Some students have lauded the alternative accommodations as more spacious.
Kolby R. Johnson ’25, a student in Kirkland House, said his dorm in the Prescotts offers a “better housing situation.”
“The Prescotts is a bit nicer in terms of actual living facilities,” Johnson said. “It's actually just very spacious, and it feels more like apartment living as opposed to dorm living, which I kind of enjoy.”
Wamda M. Garo ’24 opted for Ridgely housing to avoid Lowell’s “extremely small” singles.
“The main thing I really wanted was a kitchen and having a really big common space also really helps,” Garo said.
Still, students relegated to overflow housing said their arrangement brings some disadvantages, citing a physical and figurative disconnect from house life.
Garo said she misses being able to walk through the Lowell courtyard as she exits her room.
“Lowell has a really beautiful courtyard, and I think every time you walk out, you appreciate it and appreciate the house,” Garo said. “It's definitely a difference — living across the street, having to make an effort to go to your courtyard, rather than just walking into it and seeing your friends every single time you walk out your door.”

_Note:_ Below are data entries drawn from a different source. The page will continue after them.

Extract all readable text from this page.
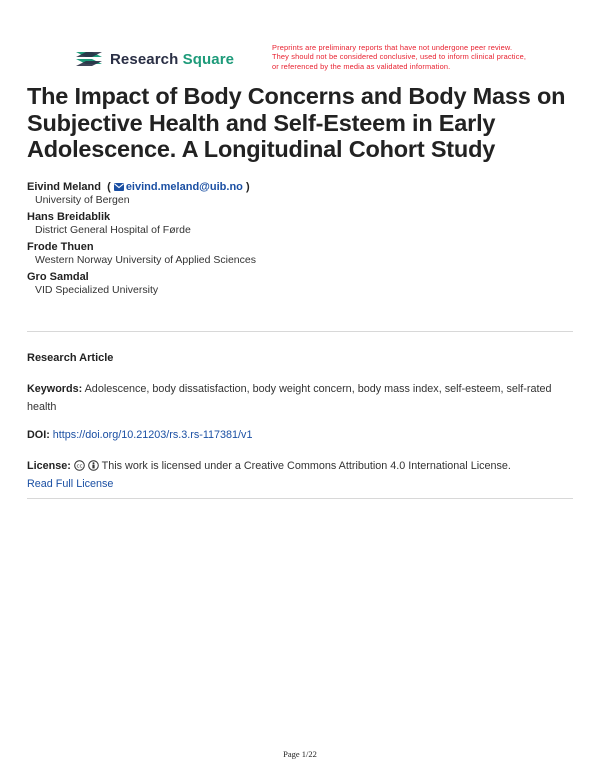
Research Square
Preprints are preliminary reports that have not undergone peer review.
They should not be considered conclusive, used to inform clinical practice,
or referenced by the media as validated information.
The Impact of Body Concerns and Body Mass on Subjective Health and Self-Esteem in Early Adolescence. A Longitudinal Cohort Study

Eivind Meland  ( eivind.meland@uib.no )

University of Bergen

Hans Breidablik

District General Hospital of Førde

Frode Thuen

Western Norway University of Applied Sciences

Gro Samdal

VID Specialized University

Research Article
Keywords: Adolescence, body dissatisfaction, body weight concern, body mass index, self-esteem, self-rated health
DOI: https://doi.org/10.21203/rs.3.rs-117381/v1
License: cc This work is licensed under a Creative Commons Attribution 4.0 International License.
Read Full License
Page 1/22
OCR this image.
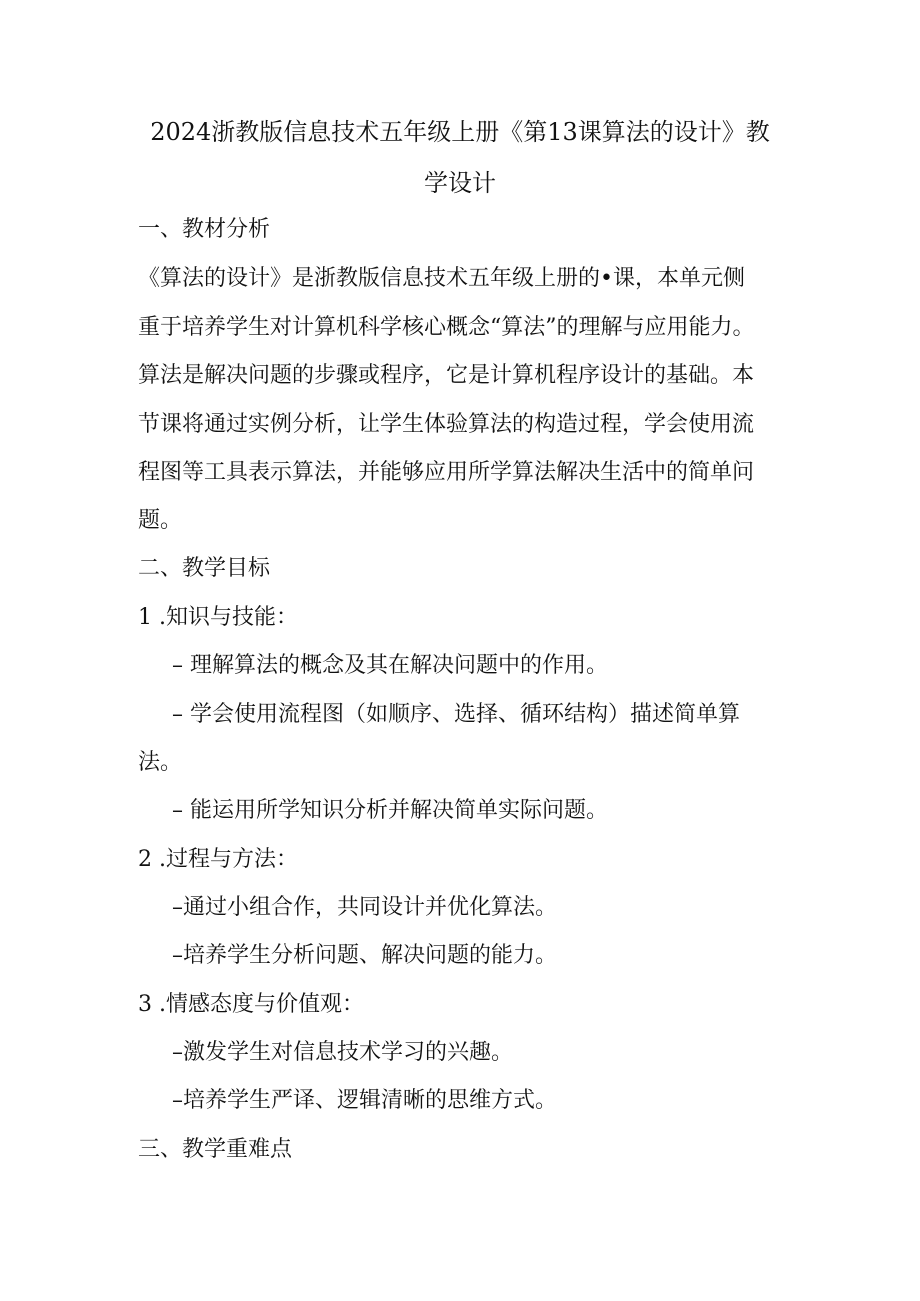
2024浙教版信息技术五年级上册《第13课算法的设计》教
学设计

一、教材分析

《算法的设计》是浙教版信息技术五年级上册的•课，本单元侧

重于培养学生对计算机科学核心概念“算法”的理解与应用能力。

算法是解决问题的步骤或程序，它是计算机程序设计的基础。本

节课将通过实例分析，让学生体验算法的构造过程，学会使用流

程图等工具表示算法，并能够应用所学算法解决生活中的简单问

题。

二、教学目标

1 .知识与技能：

– 理解算法的概念及其在解决问题中的作用。

– 学会使用流程图（如顺序、选择、循环结构）描述简单算

法。

– 能运用所学知识分析并解决简单实际问题。

2 .过程与方法：

–通过小组合作，共同设计并优化算法。

–培养学生分析问题、解决问题的能力。

3 .情感态度与价值观：

–激发学生对信息技术学习的兴趣。

–培养学生严译、逻辑清晰的思维方式。

三、教学重难点
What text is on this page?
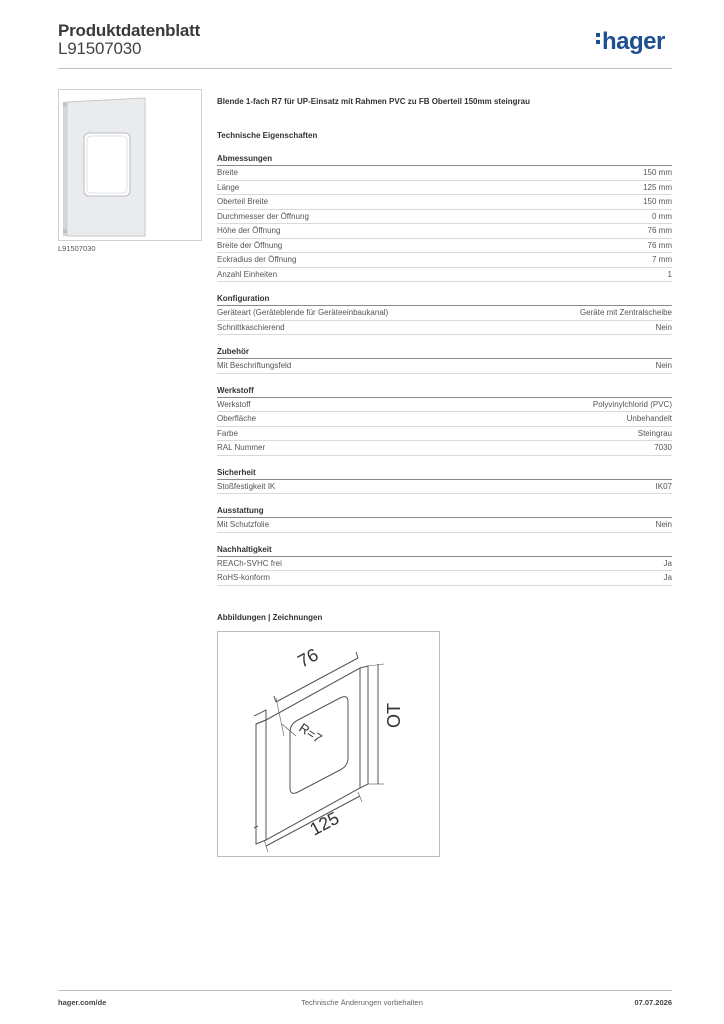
Produktdatenblatt
L91507030	hager
L91507030
Blende 1-fach R7 für UP-Einsatz mit Rahmen PVC zu FB Oberteil 150mm steingrau
Technische Eigenschaften
Abmessungen
Breite	150 mm
Länge	125 mm
Oberteil Breite	150 mm
Durchmesser der Öffnung	0 mm
Höhe der Öffnung	76 mm
Breite der Öffnung	76 mm
Eckradius der Öffnung	7 mm
Anzahl Einheiten	1
Konfiguration
Geräteart (Geräteblende für Geräteeinbaukanal)	Geräte mit Zentralscheibe
Schnittkaschierend	Nein
Zubehör
Mit Beschriftungsfeld	Nein
Werkstoff
Werkstoff	Polyvinylchlorid (PVC)
Oberfläche	Unbehandelt
Farbe	Steingrau
RAL Nummer	7030
Sicherheit
Stoßfestigkeit IK	IK07
Ausstattung
Mit Schutzfolie	Nein
Nachhaltigkeit
REACh-SVHC frei	Ja
RoHS-konform	Ja
Abbildungen | Zeichnungen
76
OT
R=7
125
hager.com/de	Technische Änderungen vorbehalten	07.07.2026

Johnson’s dorm in the Prescotts is located half a mile from his assigned house — Kirkland. He must travel to another upperclassman house to eat in a dining hall.
“A major con though is obviously the walk back to Kirkland,” Johnson said. “So we’re far away from the housing community for things like food and social interaction.”
Houses located in the Radcliffe Quadrangle — once known for its spacious singles — are lodging additional students in Cronkhite Center, a former graduate student dormitory located next to the Admissions Office. Students living in Cronkhite must travel to the Quad or another upperclassman house for dining.
Still, Johnson said he considers living in overflow housing in the Prescotts to be a nice change.
“The big thing for me is as long as I am living with people I vibe with, I’m gonna have a great time,” Johnson said.